The authors, led by Alexander Star, show that the inherent electronic, structural, and optical properties of carbon nanotubes offer the potential to create advanced biophysical tools that can compete with existing biomedical techniques and review recent research toward this goal. They report that carbon nanotubes are on their way to being established as a versatile component in next-generation biomedical assays.
"They can be utilized as high-end biophysical tools to reveal subtle dynamics of single biomolecules and can compete with common biological assays. For glycoprofiling, liquid chromatographic techniques (LC, for compound separation) are typically used in combination with mass spectrometry (MS, for detailed structural analyses). However, LC/MS requires relatively large sample volumes, is time-consuming, and glycan liberation from the protein is needed.
"Other traditional techniques rely on labeling with fluorescently active molecules (ELISA, resazurin-reduction assay), complex and expensive equipment, and are severely limited by photobleaching. In contrast, SWNTs fluoresce in the NIR, are not susceptible to photobleaching, and samples can be analyzed in a matter of minutes. Carbon nanotube array-based platforms could outperform conventional methods in terms of label-free and rapid, online monitoring of biological interactions without suffering from a loss in simplicity and sensitivity.

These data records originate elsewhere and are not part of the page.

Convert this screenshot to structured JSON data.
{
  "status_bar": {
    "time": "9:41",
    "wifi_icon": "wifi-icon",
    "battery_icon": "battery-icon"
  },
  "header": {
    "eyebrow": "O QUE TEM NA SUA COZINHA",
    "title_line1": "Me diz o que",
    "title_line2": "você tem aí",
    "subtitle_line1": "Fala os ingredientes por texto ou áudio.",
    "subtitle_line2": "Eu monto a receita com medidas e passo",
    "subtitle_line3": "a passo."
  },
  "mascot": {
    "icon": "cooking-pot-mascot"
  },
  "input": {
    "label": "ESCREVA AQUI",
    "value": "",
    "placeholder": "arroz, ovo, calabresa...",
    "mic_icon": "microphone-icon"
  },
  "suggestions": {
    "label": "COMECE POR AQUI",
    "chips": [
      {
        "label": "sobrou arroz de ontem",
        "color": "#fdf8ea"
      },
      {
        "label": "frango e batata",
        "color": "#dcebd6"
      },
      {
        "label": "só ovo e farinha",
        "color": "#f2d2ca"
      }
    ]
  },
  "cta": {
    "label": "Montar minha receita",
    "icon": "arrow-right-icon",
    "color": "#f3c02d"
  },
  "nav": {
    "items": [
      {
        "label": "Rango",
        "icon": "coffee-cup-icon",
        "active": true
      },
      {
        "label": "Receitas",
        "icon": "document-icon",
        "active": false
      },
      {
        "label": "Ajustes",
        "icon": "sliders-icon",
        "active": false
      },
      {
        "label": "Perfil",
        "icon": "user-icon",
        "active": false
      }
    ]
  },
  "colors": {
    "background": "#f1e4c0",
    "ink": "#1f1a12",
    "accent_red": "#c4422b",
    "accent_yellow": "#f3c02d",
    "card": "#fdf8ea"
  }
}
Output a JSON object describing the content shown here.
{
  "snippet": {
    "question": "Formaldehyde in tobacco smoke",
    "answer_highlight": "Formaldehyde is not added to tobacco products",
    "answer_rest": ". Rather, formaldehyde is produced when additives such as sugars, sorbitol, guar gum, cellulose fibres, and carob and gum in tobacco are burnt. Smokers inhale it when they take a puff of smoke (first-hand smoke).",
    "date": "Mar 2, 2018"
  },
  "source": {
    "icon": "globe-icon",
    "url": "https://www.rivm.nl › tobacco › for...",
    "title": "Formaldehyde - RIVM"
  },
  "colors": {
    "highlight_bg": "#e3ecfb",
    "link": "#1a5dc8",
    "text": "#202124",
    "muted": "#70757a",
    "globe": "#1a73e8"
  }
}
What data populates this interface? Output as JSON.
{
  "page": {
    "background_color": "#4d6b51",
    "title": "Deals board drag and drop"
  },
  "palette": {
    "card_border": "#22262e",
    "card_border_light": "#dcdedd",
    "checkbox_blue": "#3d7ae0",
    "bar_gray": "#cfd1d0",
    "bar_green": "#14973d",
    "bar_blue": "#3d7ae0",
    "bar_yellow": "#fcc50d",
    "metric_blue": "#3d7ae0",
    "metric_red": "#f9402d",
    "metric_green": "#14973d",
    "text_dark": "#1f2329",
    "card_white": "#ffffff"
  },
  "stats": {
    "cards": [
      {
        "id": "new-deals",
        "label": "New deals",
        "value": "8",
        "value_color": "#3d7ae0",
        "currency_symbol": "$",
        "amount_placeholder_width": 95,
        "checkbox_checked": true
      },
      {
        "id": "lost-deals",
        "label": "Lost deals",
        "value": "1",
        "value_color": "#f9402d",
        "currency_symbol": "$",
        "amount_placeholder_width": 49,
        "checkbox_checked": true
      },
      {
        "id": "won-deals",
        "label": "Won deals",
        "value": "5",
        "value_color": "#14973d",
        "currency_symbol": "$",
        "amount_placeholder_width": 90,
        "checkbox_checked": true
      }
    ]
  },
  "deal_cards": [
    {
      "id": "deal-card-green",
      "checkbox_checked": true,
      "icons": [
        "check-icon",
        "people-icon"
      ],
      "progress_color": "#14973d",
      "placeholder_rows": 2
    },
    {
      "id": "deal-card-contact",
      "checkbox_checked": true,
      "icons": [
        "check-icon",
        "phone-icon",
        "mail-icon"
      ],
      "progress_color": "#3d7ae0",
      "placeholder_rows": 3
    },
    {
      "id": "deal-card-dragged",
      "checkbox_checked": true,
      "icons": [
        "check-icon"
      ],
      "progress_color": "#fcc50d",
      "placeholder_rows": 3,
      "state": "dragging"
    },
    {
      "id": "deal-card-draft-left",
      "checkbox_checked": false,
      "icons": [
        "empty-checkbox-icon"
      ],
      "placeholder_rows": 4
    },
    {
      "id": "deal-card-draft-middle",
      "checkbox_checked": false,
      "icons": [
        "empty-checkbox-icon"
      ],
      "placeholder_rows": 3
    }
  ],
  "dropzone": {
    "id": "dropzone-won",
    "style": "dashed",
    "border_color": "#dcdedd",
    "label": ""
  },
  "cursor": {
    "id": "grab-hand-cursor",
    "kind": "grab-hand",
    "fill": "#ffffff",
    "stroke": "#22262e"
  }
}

"While recent progress toward advancing biomedical techniques with CNTs has been significant, attention still must be paid to several areas. First, electronic sensors built on nanotube structures are highly susceptible to Debye screening, and therefore, the surrounding media and size of functionalization molecules are vitally important. Second, further work must be directed toward adapting these sensors for applications in complex media while retaining selectivity and sensitivity. In contrast, optical arrays have the ability to overcome many of the shortcomings of electronic measurements, and further development of these platforms will facilitate the development of many noninvasive, cost-effective POC techniques that current, standard techniques are unable to address fully."